The Minister had not raised the judicial review issue in the High Court even though Mr Moore's side had referred in his grounding statement for judicial review to the possibility of using an alternative plenary procedure involving a hearing on oral evidence, counsel said.
On the contrary, the Minister said the matter was "urgent" and was happy to proceed with judicial review.
Counsel said the Minister could also have called any evidence, including from historians, if desired and the Minister's lawyers were free to cross-examine the witnesses called by Mr Moore, which included historians Pat Wallace and Seamus Lynam, a former director and acting director of the National Museum respectively.
Mr Collins was making arguments opposing appeals by the Minister and Dublin Central Limited Partnership (DCLP) - which bought some of the buildings and lands last year from another company, Chartered Land - over the High Court decision.
In a 399-page judgment in March 2016, Mr Justice Barrett granted orders preventing works to the buildings and locations at issue after declaring they constitute a 1916 Rising battlefield site comprising a national monument.
The orders also applied to a terrace of buildings at Nos 14-17 Moore Street, where the 1916 leaders met for the final time and decided to surrender.
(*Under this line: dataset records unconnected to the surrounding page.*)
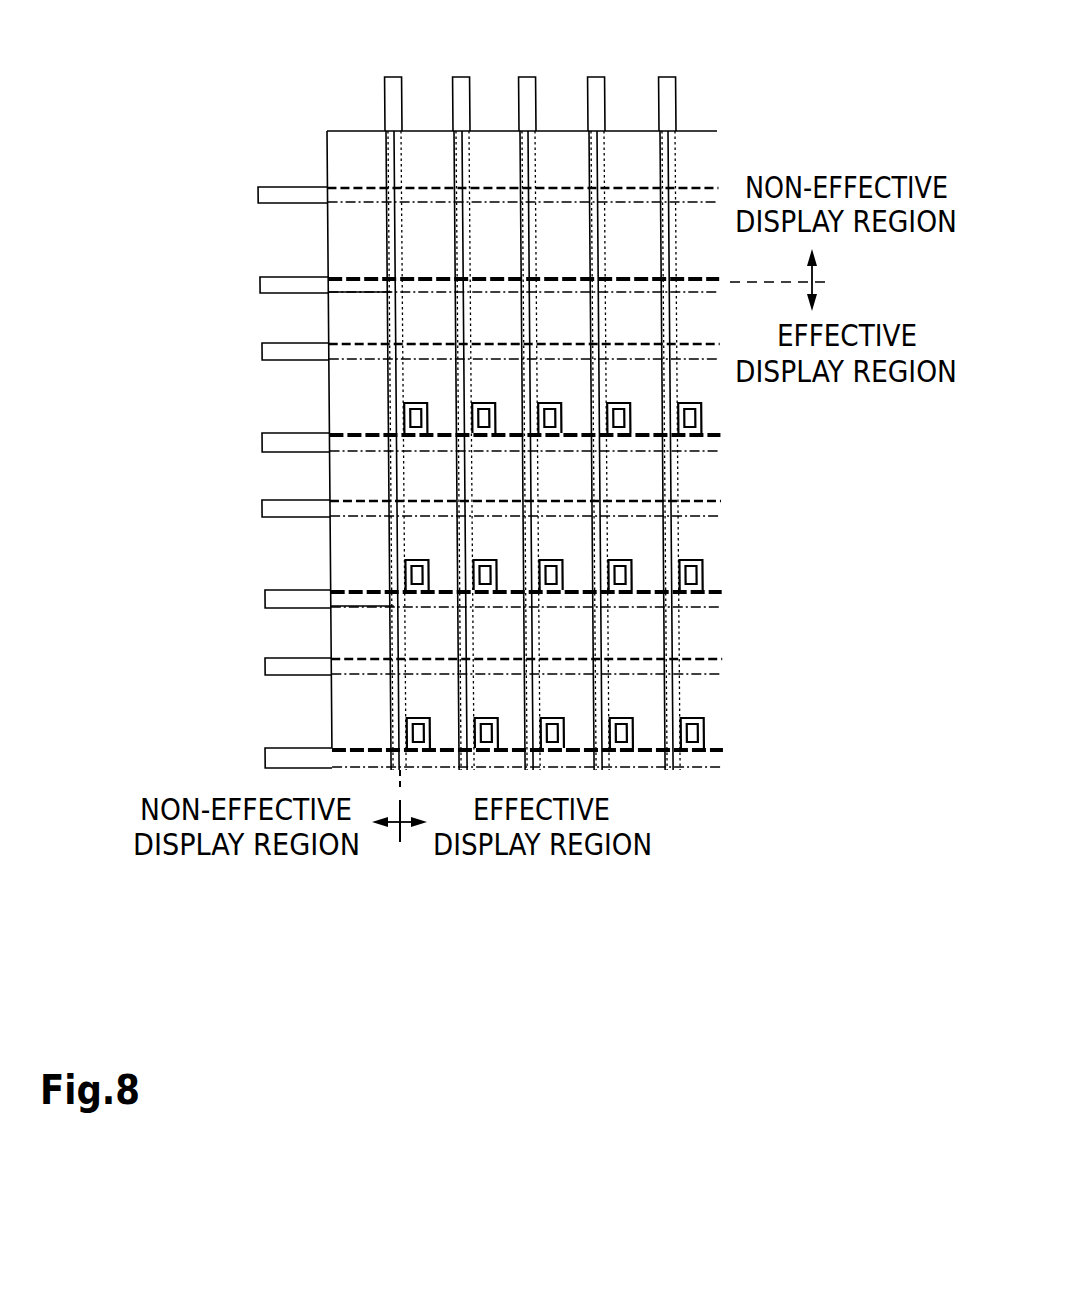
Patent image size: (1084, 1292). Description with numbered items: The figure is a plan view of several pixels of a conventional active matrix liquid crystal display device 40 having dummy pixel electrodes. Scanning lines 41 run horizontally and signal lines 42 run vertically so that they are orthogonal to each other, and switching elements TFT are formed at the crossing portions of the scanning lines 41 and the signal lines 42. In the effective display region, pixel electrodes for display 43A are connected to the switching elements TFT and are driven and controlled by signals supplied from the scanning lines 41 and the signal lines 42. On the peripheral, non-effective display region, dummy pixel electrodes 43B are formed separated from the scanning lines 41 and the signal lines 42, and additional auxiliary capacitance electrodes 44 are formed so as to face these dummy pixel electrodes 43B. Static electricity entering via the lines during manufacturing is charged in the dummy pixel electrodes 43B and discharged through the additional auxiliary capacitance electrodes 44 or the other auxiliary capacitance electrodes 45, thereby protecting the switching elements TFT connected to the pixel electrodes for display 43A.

The liquid crystal display device 40 is at (248, 31).
The scanning lines 41 is at (278, 285).
The signal lines 42 is at (390, 78).
The pixel electrodes for display 43A is at (451, 335).
The dummy pixel electrodes 43B is at (448, 178).
The additional auxiliary capacitance electrodes 44 is at (305, 193).
The auxiliary capacitance electrodes 45 is at (272, 356).
The switching elements TFT is at (700, 560).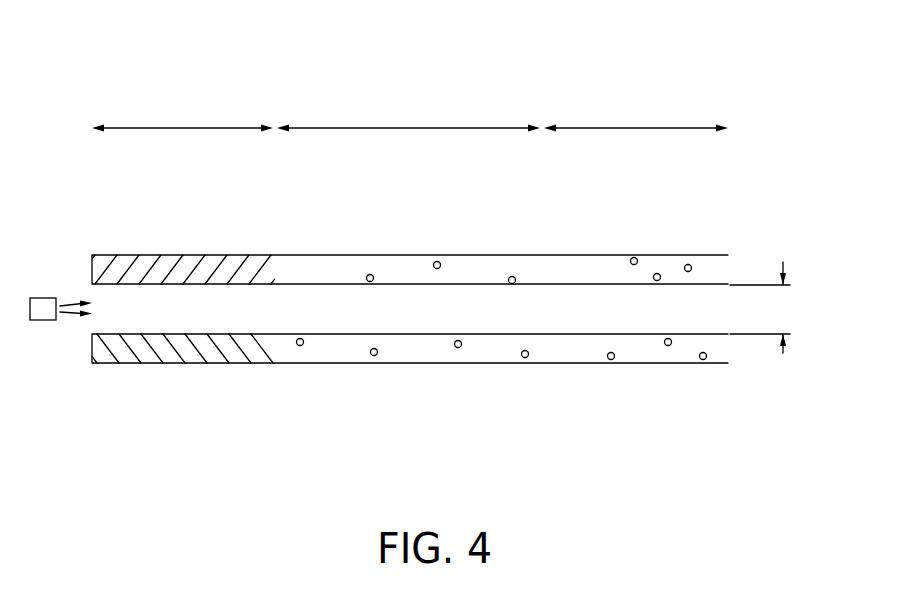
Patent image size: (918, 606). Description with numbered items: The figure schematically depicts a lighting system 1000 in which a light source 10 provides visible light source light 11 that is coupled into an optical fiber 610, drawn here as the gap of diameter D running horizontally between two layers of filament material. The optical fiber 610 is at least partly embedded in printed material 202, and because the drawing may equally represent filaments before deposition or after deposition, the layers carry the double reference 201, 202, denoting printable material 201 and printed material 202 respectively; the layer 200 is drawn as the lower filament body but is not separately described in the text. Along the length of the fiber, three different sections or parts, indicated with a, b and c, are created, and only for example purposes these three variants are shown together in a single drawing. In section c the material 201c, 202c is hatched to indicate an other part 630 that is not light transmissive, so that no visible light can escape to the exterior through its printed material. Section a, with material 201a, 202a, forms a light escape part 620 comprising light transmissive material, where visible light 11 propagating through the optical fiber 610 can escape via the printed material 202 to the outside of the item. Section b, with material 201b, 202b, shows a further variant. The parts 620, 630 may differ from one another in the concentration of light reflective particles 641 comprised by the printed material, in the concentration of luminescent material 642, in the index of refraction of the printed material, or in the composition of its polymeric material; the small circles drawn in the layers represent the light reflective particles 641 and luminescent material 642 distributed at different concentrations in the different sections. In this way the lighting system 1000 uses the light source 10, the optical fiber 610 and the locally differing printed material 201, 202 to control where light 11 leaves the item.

The lighting system 1000 is at (132, 70).
The light source 10 is at (35, 320).
The visible light source light 11 is at (73, 318).
The light guide plate 200 is at (176, 356).
The 3D printable material 201 is at (410, 308).
The 3D printed material 202 is at (585, 264).
The 3D printable material of part a 201a is at (408, 353).
The 3D printed material of part a 202a is at (408, 270).
The 3D printable material of part b 201b is at (620, 353).
The 3D printed material of part b 202b is at (555, 272).
The 3D printable material of part c 201c is at (180, 352).
The 3D printed material of part c 202c is at (125, 270).
The optical fiber 610 is at (700, 308).
The light escape part 620 is at (501, 220).
The other part 630 is at (194, 218).
The light reflective particles 641 is at (374, 356).
The luminescent material 642 is at (437, 262).
The section a is at (407, 106).
The section b is at (644, 103).
The section c is at (186, 103).
The diameter D is at (784, 308).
The Minister had argued it was adequate to protect only that terrace where it is intended to establish a 1916 Rising Commemorative Centre.
In the Minister's appeal, it is contended the High Court was not entitled, in the judicial review procedure, to make orders of such "enormous scope". It is also disputed there is any "battlefied site" with the Minister maintaining that is a "modern invention" more reflective of the state of the contemporary cityscape than what occurred in 1916.
Towards the close of today's hearing, Attorney General Seamus Woulfe, who with Michael McDowell SC, is representing the Minister, began submissions concerning the planning issues in the proceedings.
The Attorney argued Mr Moore's case should never have got as far as it had because, he submitted, the High Court cannot make orders which have the effect of restricting the functions of the Minister under the National Monuments Acts.
The Minister was permitted under the Acts to do such works as she considered necessary to and at a national monument.
He had made that argument to the High Court and it should have "disposed of the case in minutes", but the High Court reached a "remarkable" construction of the relevant provisions, the Attorney said.
The orders made by the High Court clearly prejudiced the Minister in the exercise of her functions, he said.
The appeal is expected to conclude tomorrow with judgment reserved.